J’en ai voulu cueillir quelques-uns ; mais, sitôt dans ma main ce n’était plus qu’un fuseau rêche qu’emmitouflait au bout un étoupage gris de chanvre, sans beauté.

 

… Et dans cette oasis où j’erre encore, – car je me dis que je n’y reviendrai jamais – de ce côté sont des eaux vives ; l’eau court et chante au pied de ce palmier ; elle abreuve un cep près de lui, qui le long du fût du palmier s’enguirlande ; qui l’enlace sinueusement ; puis d’un bond en rejoint la cime ; il se perd dans les palmes, en surgit, s’y répand, s’y divise, puis retombe tout d’un côté en parure de larges feuilles que l’extrême automne a dorées. Le soleil s’amuse au travers. Non, même lourd de raisins mûrs, ta profusion, pampre ardent, ne m’aurait point paru si belle ! – ou faut-il le désenchantement d’alentour, pour donner tel accent de splendeur à ta dorure inattendue… Un autre ! – un autre encore ! – Je ne les avais pas vus l’an passé. – Ah ! vais-je souhaiter revenir ?

 

Dimanche.

Le carême a pris fin cette nuit. Le peuple exténué veut rejeter ce matin sa tristesse ; mais il pleut. Ce jour devrait être joyeux ; il est lugubre. Nous sommes montés sur les ruines du vieux fort où l’on fait en plein air la prière.

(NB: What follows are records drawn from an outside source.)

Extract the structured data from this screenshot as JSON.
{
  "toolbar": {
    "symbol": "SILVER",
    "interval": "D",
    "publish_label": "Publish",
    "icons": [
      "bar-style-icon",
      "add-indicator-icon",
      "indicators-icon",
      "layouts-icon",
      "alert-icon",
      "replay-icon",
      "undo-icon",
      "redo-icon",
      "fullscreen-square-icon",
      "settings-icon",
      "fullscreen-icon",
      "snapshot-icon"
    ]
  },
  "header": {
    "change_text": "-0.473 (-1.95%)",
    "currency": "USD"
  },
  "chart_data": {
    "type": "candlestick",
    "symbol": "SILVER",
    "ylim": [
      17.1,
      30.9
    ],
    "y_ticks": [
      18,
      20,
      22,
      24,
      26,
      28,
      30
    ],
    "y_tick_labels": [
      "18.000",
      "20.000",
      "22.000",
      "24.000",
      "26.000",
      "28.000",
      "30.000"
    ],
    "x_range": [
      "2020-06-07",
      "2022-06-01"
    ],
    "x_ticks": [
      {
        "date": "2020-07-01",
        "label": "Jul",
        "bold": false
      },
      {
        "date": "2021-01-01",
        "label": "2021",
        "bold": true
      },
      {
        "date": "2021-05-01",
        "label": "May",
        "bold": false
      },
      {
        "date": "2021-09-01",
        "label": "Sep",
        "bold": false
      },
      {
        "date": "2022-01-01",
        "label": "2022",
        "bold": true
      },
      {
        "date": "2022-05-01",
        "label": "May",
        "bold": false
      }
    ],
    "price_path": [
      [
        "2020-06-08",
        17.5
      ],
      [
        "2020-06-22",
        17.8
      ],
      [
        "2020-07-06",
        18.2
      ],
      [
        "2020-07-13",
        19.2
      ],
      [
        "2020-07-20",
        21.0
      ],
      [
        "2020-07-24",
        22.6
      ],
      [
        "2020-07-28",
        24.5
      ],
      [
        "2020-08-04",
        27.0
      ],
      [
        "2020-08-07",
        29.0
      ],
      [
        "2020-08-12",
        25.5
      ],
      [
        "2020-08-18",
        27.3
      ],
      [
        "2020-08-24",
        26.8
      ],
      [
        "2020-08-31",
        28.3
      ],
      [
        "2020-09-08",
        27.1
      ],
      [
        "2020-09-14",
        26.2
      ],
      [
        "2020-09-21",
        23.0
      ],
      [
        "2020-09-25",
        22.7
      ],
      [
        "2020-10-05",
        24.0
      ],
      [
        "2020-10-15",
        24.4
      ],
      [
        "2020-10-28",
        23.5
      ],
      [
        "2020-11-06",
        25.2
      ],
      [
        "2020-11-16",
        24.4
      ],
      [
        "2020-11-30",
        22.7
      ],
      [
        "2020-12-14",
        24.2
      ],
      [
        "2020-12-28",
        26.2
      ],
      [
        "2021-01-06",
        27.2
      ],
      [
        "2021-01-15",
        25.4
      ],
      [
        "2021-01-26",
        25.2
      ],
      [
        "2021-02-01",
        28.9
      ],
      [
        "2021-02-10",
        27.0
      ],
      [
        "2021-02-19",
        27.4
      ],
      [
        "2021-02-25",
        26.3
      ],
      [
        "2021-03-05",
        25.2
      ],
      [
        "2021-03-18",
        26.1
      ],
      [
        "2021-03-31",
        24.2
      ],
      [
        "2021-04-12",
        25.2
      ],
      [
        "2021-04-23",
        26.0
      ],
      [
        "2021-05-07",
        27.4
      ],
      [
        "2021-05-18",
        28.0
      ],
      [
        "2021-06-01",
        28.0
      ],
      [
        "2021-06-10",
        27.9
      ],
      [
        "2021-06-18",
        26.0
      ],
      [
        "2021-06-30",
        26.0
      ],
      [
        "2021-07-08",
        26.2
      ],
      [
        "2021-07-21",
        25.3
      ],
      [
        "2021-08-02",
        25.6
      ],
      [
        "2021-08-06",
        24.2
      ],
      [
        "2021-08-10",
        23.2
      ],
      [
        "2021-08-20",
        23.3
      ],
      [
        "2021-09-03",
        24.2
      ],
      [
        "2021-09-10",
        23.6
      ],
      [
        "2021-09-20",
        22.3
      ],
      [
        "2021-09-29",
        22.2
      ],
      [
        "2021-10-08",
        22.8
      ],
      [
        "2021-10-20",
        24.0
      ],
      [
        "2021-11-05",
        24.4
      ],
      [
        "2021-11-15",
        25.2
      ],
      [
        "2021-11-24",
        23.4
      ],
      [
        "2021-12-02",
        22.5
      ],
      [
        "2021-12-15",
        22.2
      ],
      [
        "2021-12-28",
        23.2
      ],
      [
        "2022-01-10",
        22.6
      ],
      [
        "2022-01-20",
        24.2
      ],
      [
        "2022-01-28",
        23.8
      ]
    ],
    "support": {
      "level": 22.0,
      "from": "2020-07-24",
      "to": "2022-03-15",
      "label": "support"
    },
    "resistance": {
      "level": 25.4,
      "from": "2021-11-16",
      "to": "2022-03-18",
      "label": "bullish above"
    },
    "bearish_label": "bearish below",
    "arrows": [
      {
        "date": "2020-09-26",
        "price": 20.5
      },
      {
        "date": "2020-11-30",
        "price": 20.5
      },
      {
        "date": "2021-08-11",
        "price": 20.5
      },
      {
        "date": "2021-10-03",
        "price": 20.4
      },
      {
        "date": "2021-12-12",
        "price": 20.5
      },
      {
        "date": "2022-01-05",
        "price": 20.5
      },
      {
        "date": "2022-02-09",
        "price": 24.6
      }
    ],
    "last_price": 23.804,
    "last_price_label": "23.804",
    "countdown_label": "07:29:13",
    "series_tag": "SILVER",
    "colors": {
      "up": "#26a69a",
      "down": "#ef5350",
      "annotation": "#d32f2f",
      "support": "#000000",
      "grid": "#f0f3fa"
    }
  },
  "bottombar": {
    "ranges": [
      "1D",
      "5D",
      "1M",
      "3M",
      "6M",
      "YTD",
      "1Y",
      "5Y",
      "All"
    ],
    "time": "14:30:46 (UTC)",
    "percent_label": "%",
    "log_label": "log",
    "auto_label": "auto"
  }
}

Une boue épaisse colle aux souliers ; la piété des Arabes hésite ; sur le sol détrempé vont-ils s’agenouiller quand même ?

Certains s’en vont vers la mosquée voisine ; nous nous y rendons avec eux. Vers neuf heures le ciel claircit un peu et la prière est annoncée. Nous remontons vers le vieux fort. Là, près de cent cinquante Arabes ont tant bien que mal installé leurs dévotions sur des nattes.